Letter: If National Policy Institute comes to MSU, hold the speakers responsible for ramifications
By Kyle C. Kerbawy Sr.
Editor's note: Kyle C. Kerbawy Sr. is a former editor of The State News.
Minor stylistic changes were made.
Nazis come and go at Michigan State, so let’s make sure the university focuses on the right issues.
I was editor-in-chief of The State News in 1967 when George Lincoln Rockwell, founder of the American Nazi Party, spoke on campus. As today, controversy swirled around his anticipated appearance. Many expressed outrage that he would be permitted to promote his vile philosophy at our university while others, without necessarily agreeing with Rockwell, defended the concept of free expression of thought and debate at a publicly financed university.

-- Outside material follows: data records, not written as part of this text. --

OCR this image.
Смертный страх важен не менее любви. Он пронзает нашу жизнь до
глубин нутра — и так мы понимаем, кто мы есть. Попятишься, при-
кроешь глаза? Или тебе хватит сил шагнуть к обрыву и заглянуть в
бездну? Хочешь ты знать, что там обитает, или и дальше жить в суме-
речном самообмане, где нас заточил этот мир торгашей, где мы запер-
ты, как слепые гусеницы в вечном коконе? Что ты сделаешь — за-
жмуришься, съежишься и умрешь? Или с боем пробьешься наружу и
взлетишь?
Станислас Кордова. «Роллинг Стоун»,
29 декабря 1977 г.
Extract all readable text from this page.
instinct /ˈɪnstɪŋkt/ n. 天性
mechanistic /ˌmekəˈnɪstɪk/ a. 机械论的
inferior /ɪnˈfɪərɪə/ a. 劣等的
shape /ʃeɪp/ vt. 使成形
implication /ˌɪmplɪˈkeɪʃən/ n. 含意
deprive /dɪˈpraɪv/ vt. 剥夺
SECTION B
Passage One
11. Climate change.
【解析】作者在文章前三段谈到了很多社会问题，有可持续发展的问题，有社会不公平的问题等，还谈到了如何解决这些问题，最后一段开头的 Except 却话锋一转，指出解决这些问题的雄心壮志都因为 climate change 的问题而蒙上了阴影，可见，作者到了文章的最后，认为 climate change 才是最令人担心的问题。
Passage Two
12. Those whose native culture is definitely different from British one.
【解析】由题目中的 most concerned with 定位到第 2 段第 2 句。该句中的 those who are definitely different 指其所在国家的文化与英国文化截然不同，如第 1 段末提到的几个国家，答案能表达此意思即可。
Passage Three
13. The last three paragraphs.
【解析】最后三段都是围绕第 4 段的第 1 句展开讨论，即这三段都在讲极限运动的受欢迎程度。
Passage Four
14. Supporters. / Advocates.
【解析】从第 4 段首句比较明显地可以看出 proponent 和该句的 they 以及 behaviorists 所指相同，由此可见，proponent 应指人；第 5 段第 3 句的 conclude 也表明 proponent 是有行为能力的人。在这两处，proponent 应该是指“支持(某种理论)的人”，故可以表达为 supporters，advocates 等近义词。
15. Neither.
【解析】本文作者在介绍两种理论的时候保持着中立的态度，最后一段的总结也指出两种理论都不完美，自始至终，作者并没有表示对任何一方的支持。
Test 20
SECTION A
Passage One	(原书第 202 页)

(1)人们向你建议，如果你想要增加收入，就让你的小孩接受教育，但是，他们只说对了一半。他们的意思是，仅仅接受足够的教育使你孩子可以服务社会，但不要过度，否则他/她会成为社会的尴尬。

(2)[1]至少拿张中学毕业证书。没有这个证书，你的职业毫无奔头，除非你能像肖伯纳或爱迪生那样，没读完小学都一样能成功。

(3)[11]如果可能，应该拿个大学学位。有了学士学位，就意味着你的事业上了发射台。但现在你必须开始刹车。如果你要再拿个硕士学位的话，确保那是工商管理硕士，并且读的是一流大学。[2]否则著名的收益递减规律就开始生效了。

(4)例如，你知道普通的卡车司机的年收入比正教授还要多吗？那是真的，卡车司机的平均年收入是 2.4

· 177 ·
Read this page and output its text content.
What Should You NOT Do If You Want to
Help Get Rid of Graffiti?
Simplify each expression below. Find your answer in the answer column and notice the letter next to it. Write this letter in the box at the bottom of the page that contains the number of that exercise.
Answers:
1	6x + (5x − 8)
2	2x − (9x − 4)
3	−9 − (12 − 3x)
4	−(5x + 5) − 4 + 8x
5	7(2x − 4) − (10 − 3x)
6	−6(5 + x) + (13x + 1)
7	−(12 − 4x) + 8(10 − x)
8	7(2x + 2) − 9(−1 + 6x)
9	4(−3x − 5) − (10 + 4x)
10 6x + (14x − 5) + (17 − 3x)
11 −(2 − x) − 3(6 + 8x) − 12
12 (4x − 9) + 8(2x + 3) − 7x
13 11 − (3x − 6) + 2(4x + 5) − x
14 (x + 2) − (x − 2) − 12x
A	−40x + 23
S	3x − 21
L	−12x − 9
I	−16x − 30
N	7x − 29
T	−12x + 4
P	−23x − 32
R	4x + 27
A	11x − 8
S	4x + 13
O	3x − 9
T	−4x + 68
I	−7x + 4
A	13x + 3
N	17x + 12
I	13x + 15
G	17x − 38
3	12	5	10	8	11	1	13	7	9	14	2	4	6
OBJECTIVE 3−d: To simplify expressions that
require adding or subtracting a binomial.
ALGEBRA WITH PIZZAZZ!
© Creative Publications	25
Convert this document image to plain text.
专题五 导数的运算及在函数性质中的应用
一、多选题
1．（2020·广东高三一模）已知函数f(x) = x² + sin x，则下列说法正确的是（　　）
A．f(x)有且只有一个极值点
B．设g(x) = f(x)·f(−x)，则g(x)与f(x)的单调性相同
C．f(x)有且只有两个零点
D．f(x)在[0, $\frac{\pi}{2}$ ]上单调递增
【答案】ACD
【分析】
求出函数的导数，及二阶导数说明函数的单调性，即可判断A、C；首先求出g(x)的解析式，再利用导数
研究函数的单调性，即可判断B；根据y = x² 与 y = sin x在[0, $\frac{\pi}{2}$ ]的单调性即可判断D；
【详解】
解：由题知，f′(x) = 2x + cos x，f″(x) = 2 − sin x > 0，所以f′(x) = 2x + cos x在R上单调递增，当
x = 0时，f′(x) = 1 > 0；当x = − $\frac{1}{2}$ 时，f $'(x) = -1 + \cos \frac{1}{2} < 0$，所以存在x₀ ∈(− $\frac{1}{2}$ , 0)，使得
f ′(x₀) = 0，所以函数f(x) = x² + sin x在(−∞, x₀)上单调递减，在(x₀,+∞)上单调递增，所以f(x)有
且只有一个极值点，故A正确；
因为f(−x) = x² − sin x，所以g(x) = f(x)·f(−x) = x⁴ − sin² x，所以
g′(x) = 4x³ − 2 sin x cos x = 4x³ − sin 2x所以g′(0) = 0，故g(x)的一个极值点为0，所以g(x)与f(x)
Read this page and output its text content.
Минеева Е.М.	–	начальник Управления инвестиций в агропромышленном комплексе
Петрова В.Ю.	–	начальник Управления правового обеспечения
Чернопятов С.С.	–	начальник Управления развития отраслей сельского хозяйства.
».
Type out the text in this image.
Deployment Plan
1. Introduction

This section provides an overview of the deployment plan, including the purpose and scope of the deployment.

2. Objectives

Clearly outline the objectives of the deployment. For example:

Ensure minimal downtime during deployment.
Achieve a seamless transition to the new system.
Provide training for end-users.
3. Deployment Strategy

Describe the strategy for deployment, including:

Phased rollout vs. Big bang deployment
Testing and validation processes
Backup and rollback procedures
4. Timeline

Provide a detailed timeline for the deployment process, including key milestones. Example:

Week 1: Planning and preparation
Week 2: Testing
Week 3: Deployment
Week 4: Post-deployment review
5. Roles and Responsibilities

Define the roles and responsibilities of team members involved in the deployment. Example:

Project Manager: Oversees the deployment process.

In the end, Rockwell spoke — clips can be found on YouTube, the storm surrounding the visit subsided and the university went about its business almost like it had never happened. The story resurfaced again a few months later when Rockwell was assassinated by a former associate.
Without social media and the deep social and political divisions that now exist, a visit by Richard Spencer likely would turn out the same. But times are different, and the need to plan for security and damages is great. As President Simon has been quoted, Michigan State has an obligation to accommodate a broad range of speech. However, the University, its students and the citizens of Michigan do not have an obligation to foot the costs that come with that accommodation.
If the National Policy Institute wants to bring Spencer’s message to mid-Michigan, let it put up a seven-figure bond to cover the costs for security and the potential losses from the violence that could result. We can and should defend free speech, but we also should hold the speakers responsible for the ramifications that result from that speech.